Py3K idea: why not drop the colon?

Antoon Pardon apardon at forel.vub.ac.be
Wed Nov 15 03:22:46 EST 2006


On 2006-11-15, Steven D'Aprano <steve at REMOVEME.cybersource.com.au> wrote:
> On Tue, 14 Nov 2006 12:01:05 +0000, Antoon Pardon wrote:
>
>> On 2006-11-13, Ben Finney <bignose+hates-spam at benfinney.id.au> wrote:
>>> Michael Hobbs <mike at hobbshouse.org> writes:
>>>
>>>> To be clear, this is the actual thrust of my argument. It seems
>>>> redundant to have *both* line continuations and colons in compound
>>>> statements.
>>>
>>> Why are you trying to remove redundancy?
>> 
>> Why not? My impression is that removing redundancy is considered
>> a positive thing here in c.p.l.
>
> Redundancy in *what*?

Redundancy in whatever proposal the opponent doesn't like.

> Redundancy is not something to be valued for its own sake. It is only
> valuable when it actually gains you something.

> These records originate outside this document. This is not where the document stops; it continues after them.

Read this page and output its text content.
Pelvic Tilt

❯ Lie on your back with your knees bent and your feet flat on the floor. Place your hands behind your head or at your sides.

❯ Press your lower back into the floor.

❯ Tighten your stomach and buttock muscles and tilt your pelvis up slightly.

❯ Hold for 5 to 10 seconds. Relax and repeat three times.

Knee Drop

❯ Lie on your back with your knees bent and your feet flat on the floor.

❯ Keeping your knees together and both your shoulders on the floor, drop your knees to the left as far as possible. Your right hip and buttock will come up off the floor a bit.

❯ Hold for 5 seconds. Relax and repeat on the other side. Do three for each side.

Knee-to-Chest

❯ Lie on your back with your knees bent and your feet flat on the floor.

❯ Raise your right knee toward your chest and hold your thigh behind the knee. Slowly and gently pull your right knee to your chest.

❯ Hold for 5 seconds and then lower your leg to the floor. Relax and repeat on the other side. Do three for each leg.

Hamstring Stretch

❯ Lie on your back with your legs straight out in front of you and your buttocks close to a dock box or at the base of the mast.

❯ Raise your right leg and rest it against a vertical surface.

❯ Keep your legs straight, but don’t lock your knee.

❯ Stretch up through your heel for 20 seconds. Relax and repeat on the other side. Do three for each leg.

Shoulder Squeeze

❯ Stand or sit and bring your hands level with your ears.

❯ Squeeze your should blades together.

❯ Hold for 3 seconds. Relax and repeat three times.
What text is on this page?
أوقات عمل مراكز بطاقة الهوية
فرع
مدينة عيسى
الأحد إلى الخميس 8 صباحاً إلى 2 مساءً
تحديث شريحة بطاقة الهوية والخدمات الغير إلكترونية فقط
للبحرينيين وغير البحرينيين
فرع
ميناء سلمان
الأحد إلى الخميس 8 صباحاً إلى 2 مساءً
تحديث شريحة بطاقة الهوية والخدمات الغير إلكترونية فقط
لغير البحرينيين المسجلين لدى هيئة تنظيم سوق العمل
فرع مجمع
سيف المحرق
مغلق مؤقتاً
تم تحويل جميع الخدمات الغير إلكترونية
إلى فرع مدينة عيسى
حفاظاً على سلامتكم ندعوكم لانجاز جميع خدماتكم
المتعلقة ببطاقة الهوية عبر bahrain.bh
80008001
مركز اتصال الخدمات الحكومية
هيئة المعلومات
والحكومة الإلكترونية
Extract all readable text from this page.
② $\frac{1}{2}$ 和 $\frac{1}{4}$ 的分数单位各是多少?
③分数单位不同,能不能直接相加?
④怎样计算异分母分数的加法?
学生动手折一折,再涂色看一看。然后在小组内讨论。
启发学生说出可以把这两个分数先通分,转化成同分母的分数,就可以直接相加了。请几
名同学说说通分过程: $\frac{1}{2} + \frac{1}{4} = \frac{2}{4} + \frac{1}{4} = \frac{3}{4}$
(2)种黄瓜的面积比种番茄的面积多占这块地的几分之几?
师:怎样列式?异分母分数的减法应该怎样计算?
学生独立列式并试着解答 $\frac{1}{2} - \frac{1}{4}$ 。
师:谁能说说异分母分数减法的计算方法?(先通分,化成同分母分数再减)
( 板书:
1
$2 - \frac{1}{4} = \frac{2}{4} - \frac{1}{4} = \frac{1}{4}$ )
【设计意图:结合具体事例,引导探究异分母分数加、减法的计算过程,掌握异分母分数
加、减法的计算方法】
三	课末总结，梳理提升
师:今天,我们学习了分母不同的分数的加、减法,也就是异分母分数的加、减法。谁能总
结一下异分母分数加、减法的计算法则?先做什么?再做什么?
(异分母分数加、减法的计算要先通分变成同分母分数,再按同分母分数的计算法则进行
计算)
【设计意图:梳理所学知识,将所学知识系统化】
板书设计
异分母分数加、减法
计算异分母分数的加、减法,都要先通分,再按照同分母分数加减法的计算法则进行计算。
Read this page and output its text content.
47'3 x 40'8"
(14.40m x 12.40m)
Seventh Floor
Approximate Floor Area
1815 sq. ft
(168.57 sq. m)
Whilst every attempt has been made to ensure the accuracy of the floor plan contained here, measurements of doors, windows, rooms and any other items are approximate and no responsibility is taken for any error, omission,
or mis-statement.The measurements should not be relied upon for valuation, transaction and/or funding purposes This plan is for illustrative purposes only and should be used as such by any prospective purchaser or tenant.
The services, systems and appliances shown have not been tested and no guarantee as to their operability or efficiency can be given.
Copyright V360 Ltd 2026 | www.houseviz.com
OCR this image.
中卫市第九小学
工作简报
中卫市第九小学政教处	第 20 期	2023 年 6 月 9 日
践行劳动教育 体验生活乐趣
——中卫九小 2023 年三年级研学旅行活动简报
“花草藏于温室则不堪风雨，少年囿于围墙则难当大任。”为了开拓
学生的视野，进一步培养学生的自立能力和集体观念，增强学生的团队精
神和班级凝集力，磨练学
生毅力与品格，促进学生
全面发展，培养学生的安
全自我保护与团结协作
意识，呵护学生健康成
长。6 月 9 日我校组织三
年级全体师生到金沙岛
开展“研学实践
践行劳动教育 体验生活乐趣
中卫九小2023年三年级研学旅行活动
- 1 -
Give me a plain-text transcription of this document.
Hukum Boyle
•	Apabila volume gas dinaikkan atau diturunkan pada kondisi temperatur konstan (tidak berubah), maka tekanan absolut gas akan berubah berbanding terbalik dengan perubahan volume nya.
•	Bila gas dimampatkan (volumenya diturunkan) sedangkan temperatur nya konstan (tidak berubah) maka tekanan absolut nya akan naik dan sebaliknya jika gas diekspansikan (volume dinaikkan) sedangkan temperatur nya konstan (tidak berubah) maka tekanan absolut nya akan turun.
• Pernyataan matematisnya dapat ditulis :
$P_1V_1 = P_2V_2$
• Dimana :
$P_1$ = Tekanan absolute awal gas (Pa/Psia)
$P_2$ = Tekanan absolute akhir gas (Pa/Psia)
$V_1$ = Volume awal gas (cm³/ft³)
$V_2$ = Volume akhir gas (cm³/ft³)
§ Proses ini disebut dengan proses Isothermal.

In the same way it is not something to be eliminated for its own
sake. But if someone doesn't like a particulare proposal and
the proposal happens to introduce some redundancy then there is
a reasonable chance the proposal will be dismissed by simply
observing that it introduces redundancy.

> The question is not "is the colon redundant?" but "is the colon useful
> despite, or even because, its redundancy?". There are two schools of
> thought:
>
> (1) Yes, it is useful, *because* of its redundancy -- it helps the human
> reader parse and comprehend the source code.
> Evidence given: usability studies by the ABC project.

I wonder, did this project also studied the readability of:

  if a == b then

> (2) No, it is not useful, because the computer parser doesn't need it.
> Evidence given: "it seems to me" repeated loudly until our ears bleed.

A pity that no such study seems to exists concerning code that uses
only indentation to mark structure and code that uses indentation
and some kind of delimiter for showing the boundaries of (sub)
structures. Because the evidence for end markers not being usefull
seems to fall in the same category as (2) here above.